DZY Loves Fibonacci Numbers

$\mathrm{Time\;limit:\;4\;Sec}$
$\mathrm{Memory\;limit:\;256\;MB}$

Description

In mathematical terms, the sequence $F_n$ of $Fibonacci$ $numbers$ is defined by the recurrence relation $F_1 = 1,F_2 = 1,F_3=F_1+F_2=3,\cdots F_n = F_{n-1}+F_{n-2}$.
$\mathrm{DZY}$ loves Fibonacci numbers very much. Today $\mathrm{DZY}$ gives you an array consisting of $n$ integers: $a_1, a_2,\cdots,a_n$. Moreover, there are $m$ queries, each query has one of the two types:

1. Format of the query “$1$ $l$ $r$”. In reply to the query, you need to add $F_{i-l+1}$ to each element $a_i$, where $l\le i\le r$.
2. Format of the query “$2$ $l$ $r$”. In reply to the query you should output the value of $\sum_{i=l}^{r}{a_i}$ modulo $10^9+9$.

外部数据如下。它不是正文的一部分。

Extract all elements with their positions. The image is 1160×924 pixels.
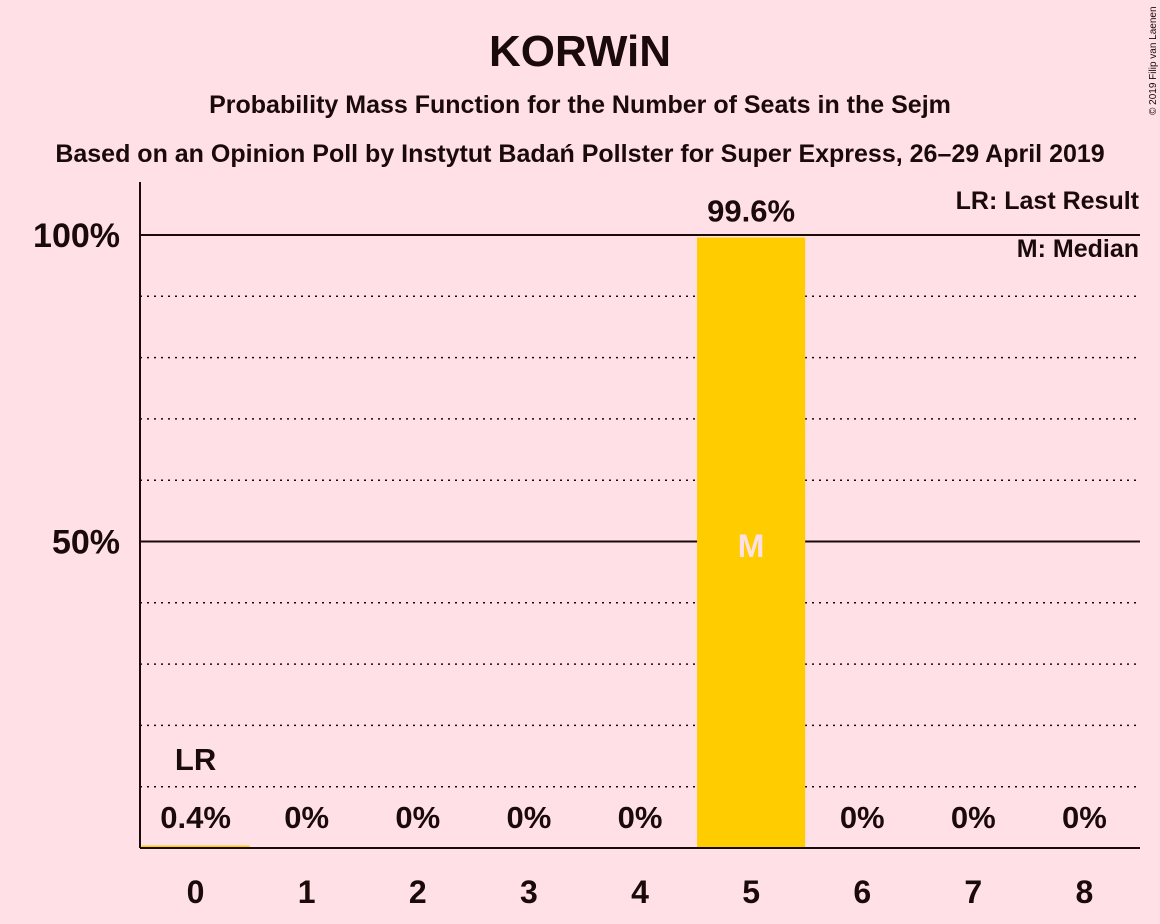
x-tick-label: 4 bbox=[631, 874, 649, 910]
y-tick-label: 50% bbox=[52, 524, 120, 562]
bar-value-label: 0.4% bbox=[160, 800, 231, 835]
last-result-marker: LR bbox=[175, 742, 216, 777]
x-tick-label: 6 bbox=[853, 874, 871, 910]
bar-value-label: 0% bbox=[618, 800, 663, 835]
bar-value-label: 0% bbox=[840, 800, 885, 835]
legend-median: M: Median bbox=[1017, 235, 1139, 263]
chart-title: KORWiN bbox=[489, 27, 671, 76]
x-tick-label: 8 bbox=[1076, 874, 1094, 910]
bar-value-label: 99.6% bbox=[707, 193, 795, 228]
bar-value-label: 0% bbox=[395, 800, 440, 835]
bar-labels: 0.4% 0% 0% 0% 0% 99.6% 0% 0% 0% LR M bbox=[160, 193, 1107, 835]
x-tick-label: 2 bbox=[409, 874, 427, 910]
x-tick-label: 3 bbox=[520, 874, 538, 910]
copyright-notice: © 2019 Filip van Laenen bbox=[1148, 6, 1159, 115]
legend-last-result: LR: Last Result bbox=[956, 187, 1140, 215]
bar bbox=[697, 237, 806, 848]
x-tick-label: 0 bbox=[187, 874, 205, 910]
bar bbox=[141, 845, 250, 848]
grid-lines bbox=[140, 234, 1140, 788]
x-tick-label: 5 bbox=[742, 874, 760, 910]
y-tick-label: 100% bbox=[33, 217, 120, 255]
chart-subtitle-source: Based on an Opinion Poll by Instytut Bad… bbox=[55, 140, 1104, 168]
bar-value-label: 0% bbox=[284, 800, 329, 835]
x-tick-label: 1 bbox=[298, 874, 316, 910]
bar-value-label: 0% bbox=[506, 800, 551, 835]
chart-subtitle: Probability Mass Function for the Number… bbox=[209, 91, 951, 119]
bars bbox=[141, 237, 806, 848]
median-marker: M bbox=[738, 528, 765, 564]
x-tick-label: 7 bbox=[964, 874, 982, 910]
bar-value-label: 0% bbox=[1062, 800, 1107, 835]
bar-value-label: 0% bbox=[951, 800, 996, 835]
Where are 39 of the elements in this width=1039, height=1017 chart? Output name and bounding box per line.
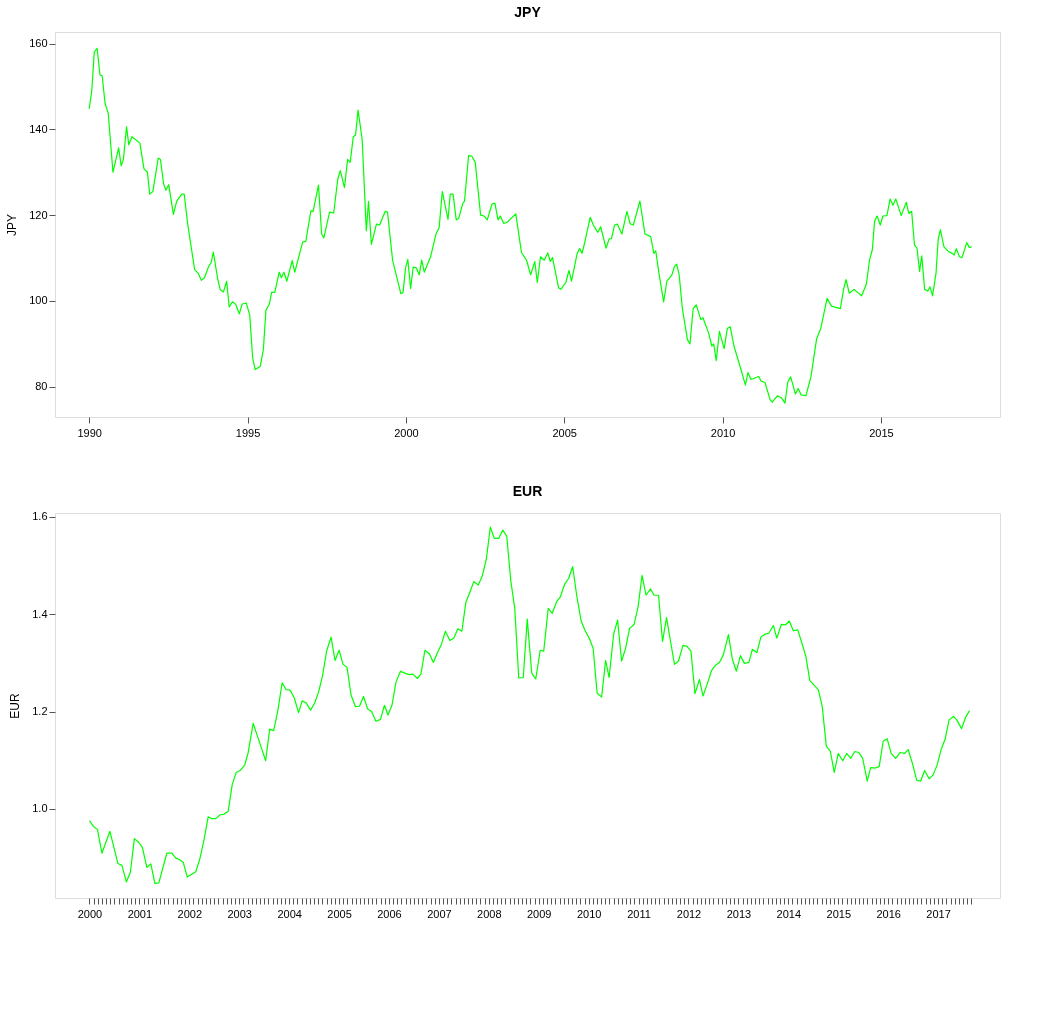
y-tick-label: 140 xyxy=(29,122,48,135)
chart-title: JPY xyxy=(514,4,542,20)
x-tick-label: 2005 xyxy=(552,426,577,439)
x-tick-label: 1995 xyxy=(235,426,261,439)
x-tick-label: 2012 xyxy=(676,907,702,920)
x-tick-label: 2000 xyxy=(77,907,103,920)
x-tick-label: 2003 xyxy=(227,907,252,920)
x-tick-label: 2014 xyxy=(776,907,802,920)
y-tick-label: 120 xyxy=(29,208,48,221)
y-tick-label: 160 xyxy=(29,37,48,50)
x-tick-label: 2002 xyxy=(177,907,203,920)
line-series xyxy=(88,47,973,404)
x-tick-label: 1990 xyxy=(77,426,102,439)
chart-title: EUR xyxy=(512,482,543,499)
line-series xyxy=(88,526,971,884)
x-tick-label: 2013 xyxy=(726,907,752,920)
x-tick-label: 2010 xyxy=(710,426,736,439)
y-tick-label: 1.2 xyxy=(32,705,48,718)
y-tick-label: 1.0 xyxy=(32,802,48,815)
x-tick-label: 2011 xyxy=(627,907,651,920)
x-tick-label: 2005 xyxy=(327,907,352,920)
x-tick-label: 2008 xyxy=(477,907,502,920)
x-tick-label: 2007 xyxy=(427,907,452,920)
x-tick-label: 2015 xyxy=(826,907,851,920)
y-tick-label: 1.6 xyxy=(32,510,48,523)
x-tick-label: 2015 xyxy=(869,426,894,439)
y-axis-title: EUR xyxy=(8,693,23,719)
y-tick-label: 1.4 xyxy=(32,607,48,620)
x-tick-label: 2004 xyxy=(277,907,302,920)
x-tick-label: 2009 xyxy=(526,907,552,920)
x-tick-label: 2016 xyxy=(876,907,901,920)
x-tick-label: 2006 xyxy=(377,907,402,920)
x-tick-label: 2000 xyxy=(394,426,419,439)
x-tick-label: 2001 xyxy=(127,907,153,920)
x-tick-label: 2010 xyxy=(576,907,602,920)
y-tick-label: 80 xyxy=(35,380,48,393)
x-tick-label: 2017 xyxy=(926,907,951,920)
y-tick-label: 100 xyxy=(29,294,48,307)
y-axis-title: JPY xyxy=(5,213,20,237)
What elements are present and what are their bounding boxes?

Help $\mathrm{DZY}$ reply to all the queries.

Input

The first line of the input contains two integers $n$ and $m$ $(1 \le n, m \le 3\times 10^5)$. The second line contains n integers $a_1, a_2, \cdots, a_n (1 ≤ a_i \le10^9)$ — initial array $a$.
Then, $m$ lines follow. A single line describes a single query in the format given in the statement. It is guaranteed that for each query inequality $1 \le l \le r \le n$ holds.

Output

For each query of the second type, print the value of the sum on a single line.

Example

Input

4 4
1 2 3 4
1 1 4
2 1 4
1 2 4
2 1 3

Output

17
12

Note

After the first query, $a = [2, 3, 5, 7]$.
For the second query, $sum = 2 + 3 + 5 + 7 = 17$.
After the third query, $a = [2, 4, 6, 9]$.
For the fourth query, $sum = 2 + 4 + 6 = 12$.

标签：线段树

Translation

给出一个长为$3\times 10^5$级别的初始数组，要求维护两种操作：

1. 将$a_l \sim a_r$中的每个数对应加上从$Fib_1\sim Fib_{l-r+1}$的斐波那契数，即使$a_i(i\in[l,r])$加上$Fib_{i-l+1}$
2. 询问$\sum_{i=l}^{r}{a_i}$模$10^9+9$的值

Solution

不难想到此题需要用线段树维护。不过难点在于如何合并标记。

初步想法是每次打标记时记录下此区间是从斐波那契数列的多少项开始一一对应地加进去，不过这样是无法合并标记的，每个结点只能有一个标记，可以被卡成$O(n^2\log n)$。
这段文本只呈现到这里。